Inner Worlds, Outer Worlds is a documentary film created by Canadian film maker and meditation teacher Daniel Schmidt. The film was released in 2012.

The film was released for free online. It has been narrated in English, French, Spanish, German and Hindi and there are subtitles for 17 languages. The movie won a number of awards at film festivals, including the Award of Excellence at the Canada International Film Festival.

==Background==
The film's creator Daniel Schmidt is a Canadian film maker and is also a musician and meditation teacher.

Schmidt studied various forms of meditation before making the film, including the traditions of Buddhism, Taoism and the Yogic traditions of India. He also studied various mystical traditions from various cultures.

==Production==

The film was created by Schmidt with support from his wife Eva Dametto. Schmidt wrote the screenplay, composed an original music score, created the fractal flame imagery, directed, edited, produced and funded the film. The film drew on his background in philosophy, his experience in the television, music and animation industries, and his personal enthusiasm for meditation.

Eva Dametto is a performing and visual artist, a teacher of chakra and hatha yoga, and an expressive arts practitioner. She was involved in the shaping and editing process and also created and performed some of the mantras in the film.

The film incorporates footage of water vibration from German cymatics researcher Alexander Lauterwasser. The 2012 confirmation of the existence of the Higgs boson was incorporated in the film. The film also includes fractal animation footage from artist Jock Cooper as well as music from the Australian musician Indiajiva.

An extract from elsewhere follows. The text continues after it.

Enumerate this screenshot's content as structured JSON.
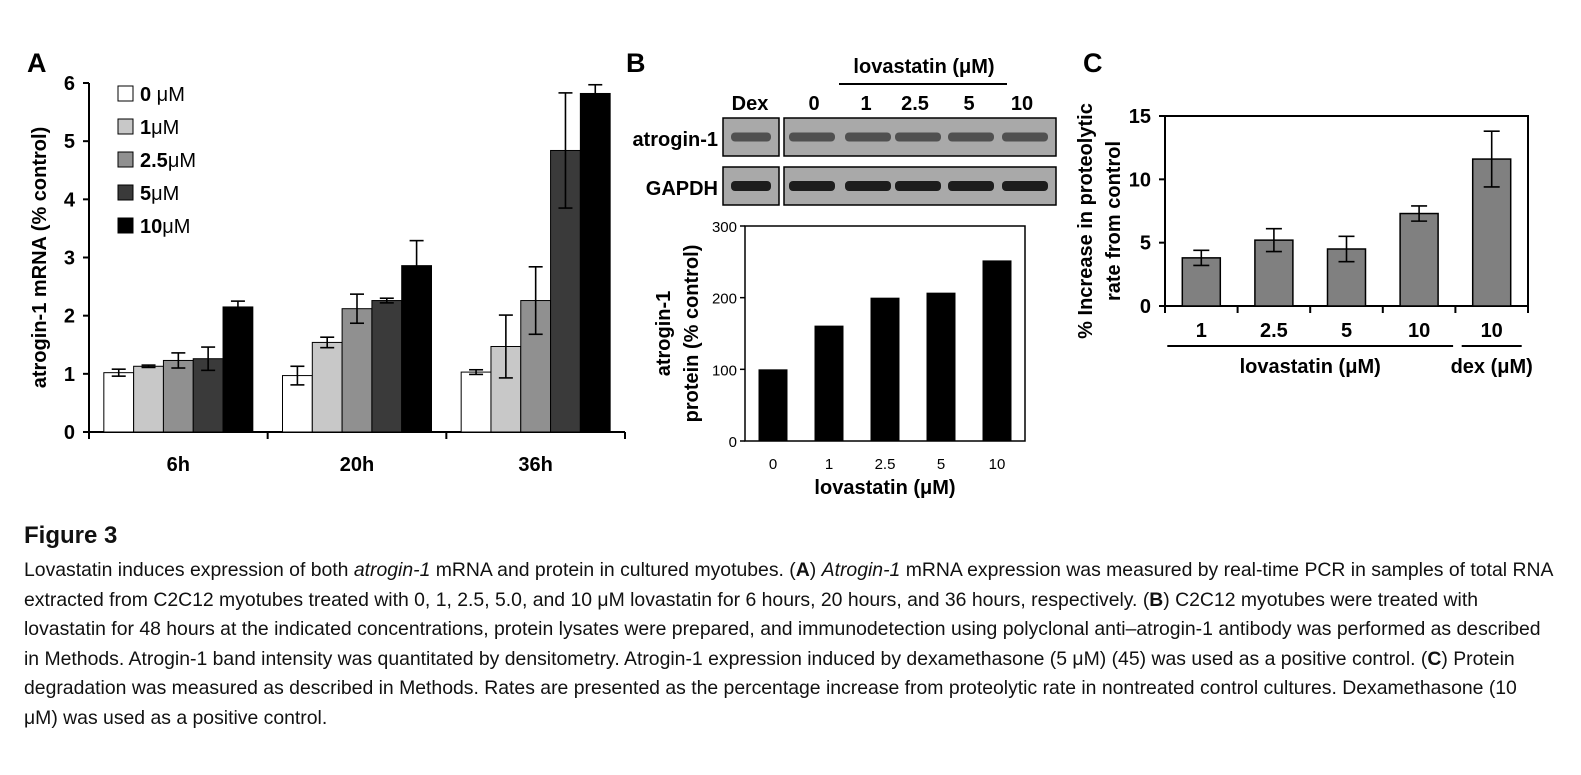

During the production of the film, Schmidt and Dametto decided that it would be released for free.

==Reception==
Inner Worlds, Outer Worlds received positive reviews for its unique take on the universe and a rating of 8.8/10 from 703 reviews on IMDb, and also received positive reviews in the media. In July 2013 Inner Worlds Outer Worlds was listed on TopDocumentaryFilms.com.

==Awards==
In early February 2013 after its release, the film was nominated for the Award of Excellence at the Canada International Film Festival. The film won the Peace Award of Excellence at the International Festival for Peace, Inspiration and Equality in Indonesia, and also won the Merit Award of Awareness at the Awareness Festival in California. It was the winner of Award of Excellence for the International Film Festival for Spirituality, Religion and Vision in Indonesia, and winner for Best Feature Documentary in the DIY Film Festival, California. In the Moving Images Film Festival in Toronto it won best of the Future World showcase. Inner Worlds, Outer Worlds was nominated for the Cosmic Angel Award at the Cosmic Cine Film Festival 2014 in Germany. It was the winner of an Eternal Flame Award Surge Film Festival, Texas. Inner Worlds was selected by a jury of film makers as the winner of the Filmmaker's Choice (Conscious Art) award in the Spirit Enlightened festival in June 2014. Inner Worlds movie was an official selection in 19 film festivals worldwide.